Costs of "plant start-up, severance, systems implementations and other initiatives" weren't behind the reduced guidance -- those had already been announced as amounting to $0.12 for the year. Rather, Masco attributed the reduction entirely to its belief that housing starts this year will approximate 1.35 million, 50,000 fewer than previously believed.
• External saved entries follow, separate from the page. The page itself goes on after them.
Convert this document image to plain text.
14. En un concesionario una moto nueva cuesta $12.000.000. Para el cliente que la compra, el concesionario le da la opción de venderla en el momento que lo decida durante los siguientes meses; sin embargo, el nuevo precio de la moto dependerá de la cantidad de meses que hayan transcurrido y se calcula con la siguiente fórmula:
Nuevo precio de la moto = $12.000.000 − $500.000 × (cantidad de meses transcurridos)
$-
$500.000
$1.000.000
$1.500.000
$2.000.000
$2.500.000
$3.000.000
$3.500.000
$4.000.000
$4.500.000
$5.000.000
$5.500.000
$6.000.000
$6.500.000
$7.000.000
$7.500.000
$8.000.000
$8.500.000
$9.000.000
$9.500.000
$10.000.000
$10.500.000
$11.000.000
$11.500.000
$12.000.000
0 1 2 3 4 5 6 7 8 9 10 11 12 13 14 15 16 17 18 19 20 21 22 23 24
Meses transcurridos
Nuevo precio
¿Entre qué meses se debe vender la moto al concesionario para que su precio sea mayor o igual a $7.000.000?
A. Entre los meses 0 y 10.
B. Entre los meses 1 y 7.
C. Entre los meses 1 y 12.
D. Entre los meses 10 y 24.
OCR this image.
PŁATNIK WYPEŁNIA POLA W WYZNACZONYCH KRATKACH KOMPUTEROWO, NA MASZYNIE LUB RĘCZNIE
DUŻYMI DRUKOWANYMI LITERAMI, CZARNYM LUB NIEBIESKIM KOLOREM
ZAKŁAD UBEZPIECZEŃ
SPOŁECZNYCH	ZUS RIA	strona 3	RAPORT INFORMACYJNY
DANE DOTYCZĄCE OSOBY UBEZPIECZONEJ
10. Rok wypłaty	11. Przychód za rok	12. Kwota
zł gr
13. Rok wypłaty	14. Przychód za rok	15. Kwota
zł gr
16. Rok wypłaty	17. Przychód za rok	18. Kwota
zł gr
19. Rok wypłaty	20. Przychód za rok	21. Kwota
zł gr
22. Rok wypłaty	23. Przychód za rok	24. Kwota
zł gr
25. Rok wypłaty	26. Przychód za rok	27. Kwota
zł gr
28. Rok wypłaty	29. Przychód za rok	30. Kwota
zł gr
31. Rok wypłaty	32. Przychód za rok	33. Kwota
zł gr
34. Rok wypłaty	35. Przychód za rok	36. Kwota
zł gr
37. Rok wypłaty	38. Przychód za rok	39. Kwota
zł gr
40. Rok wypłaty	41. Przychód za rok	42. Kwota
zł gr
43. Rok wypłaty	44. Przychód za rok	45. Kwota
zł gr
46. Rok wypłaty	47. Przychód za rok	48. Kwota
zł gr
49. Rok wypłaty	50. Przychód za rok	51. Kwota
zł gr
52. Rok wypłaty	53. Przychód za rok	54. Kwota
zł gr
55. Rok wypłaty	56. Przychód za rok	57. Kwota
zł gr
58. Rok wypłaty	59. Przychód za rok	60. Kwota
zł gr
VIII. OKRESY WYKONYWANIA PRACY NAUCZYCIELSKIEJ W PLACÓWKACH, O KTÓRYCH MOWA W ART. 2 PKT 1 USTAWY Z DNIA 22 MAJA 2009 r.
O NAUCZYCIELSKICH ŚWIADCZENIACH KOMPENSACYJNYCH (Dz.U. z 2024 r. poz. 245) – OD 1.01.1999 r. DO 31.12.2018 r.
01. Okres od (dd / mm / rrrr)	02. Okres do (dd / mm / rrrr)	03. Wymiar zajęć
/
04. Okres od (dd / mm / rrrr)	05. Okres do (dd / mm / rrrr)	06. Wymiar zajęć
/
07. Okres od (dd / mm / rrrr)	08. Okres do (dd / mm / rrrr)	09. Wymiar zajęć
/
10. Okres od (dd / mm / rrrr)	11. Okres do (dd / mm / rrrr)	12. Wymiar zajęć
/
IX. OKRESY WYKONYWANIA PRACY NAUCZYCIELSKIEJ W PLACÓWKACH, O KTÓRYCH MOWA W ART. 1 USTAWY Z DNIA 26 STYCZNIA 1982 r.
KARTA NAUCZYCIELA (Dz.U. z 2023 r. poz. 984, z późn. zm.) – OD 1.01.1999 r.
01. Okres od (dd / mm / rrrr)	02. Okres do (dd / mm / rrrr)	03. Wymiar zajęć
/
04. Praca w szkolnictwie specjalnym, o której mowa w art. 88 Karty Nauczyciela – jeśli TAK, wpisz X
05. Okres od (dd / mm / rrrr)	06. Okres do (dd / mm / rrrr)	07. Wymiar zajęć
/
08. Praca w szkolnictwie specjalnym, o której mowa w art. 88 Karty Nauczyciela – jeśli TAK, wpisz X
And yet, even after the reduced guidance, Masco doesn't look terribly expensive. Taking the midrange of guidance, $1.60 per share, the stock is selling for about a 15 P/E -- not unreasonable when weighed against expected 12% long-term profits growth. More importantly, unless the guidance drawback unduly affects cash flow, the stock looks pretty attractive when valued as a ratio of price-to-free cash flow. The $927 million in FCF that Masco generated over the last year has the firm trading at less than 10 times this number, and if it manages to translate expected profits growth into similar growth in free cash flow, that could make for one heck of a bargain.

Of course, there is a flip side to this story. One of Masco's nickels has turned out to be wooden. The direction of the housing market isn't hazy, and if housing starts continue to slip, we could see more of the firm's projected coinage turn out to be similarly worthless. With 40% of its revenues tied to the new-housing market, a few more rounds of data suggesting the bubble still hasn't completely deflated would be bad news for Masco shareholders, and also for investors in competing firms like American Woodmark (NASDAQ:AMWD) and Fortune Brands (NYSE:FO) in cabinetry, and American Standard (NYSE:ASD) in fixtures.

The good news: We're already well over a year into the housing collapse, so investors are fully aware of the consequences companies are facing. Masco's trailing earnings (and cash flow) no longer reflect the absolute boom years of the housing market. Analysts projecting earnings growth for the company know this, and see the same housing starts numbers the rest of us see. Presumably, they've factored all this into their data modelings, and the 12% average long-term growth they foresee. While slower growth (or declines) could well continue this year and next, the flip side of this coin would be that farther down the road, Masco could do even better than 12% growth. The time to invest in Masco, though, is before that future growth gets priced into the stock.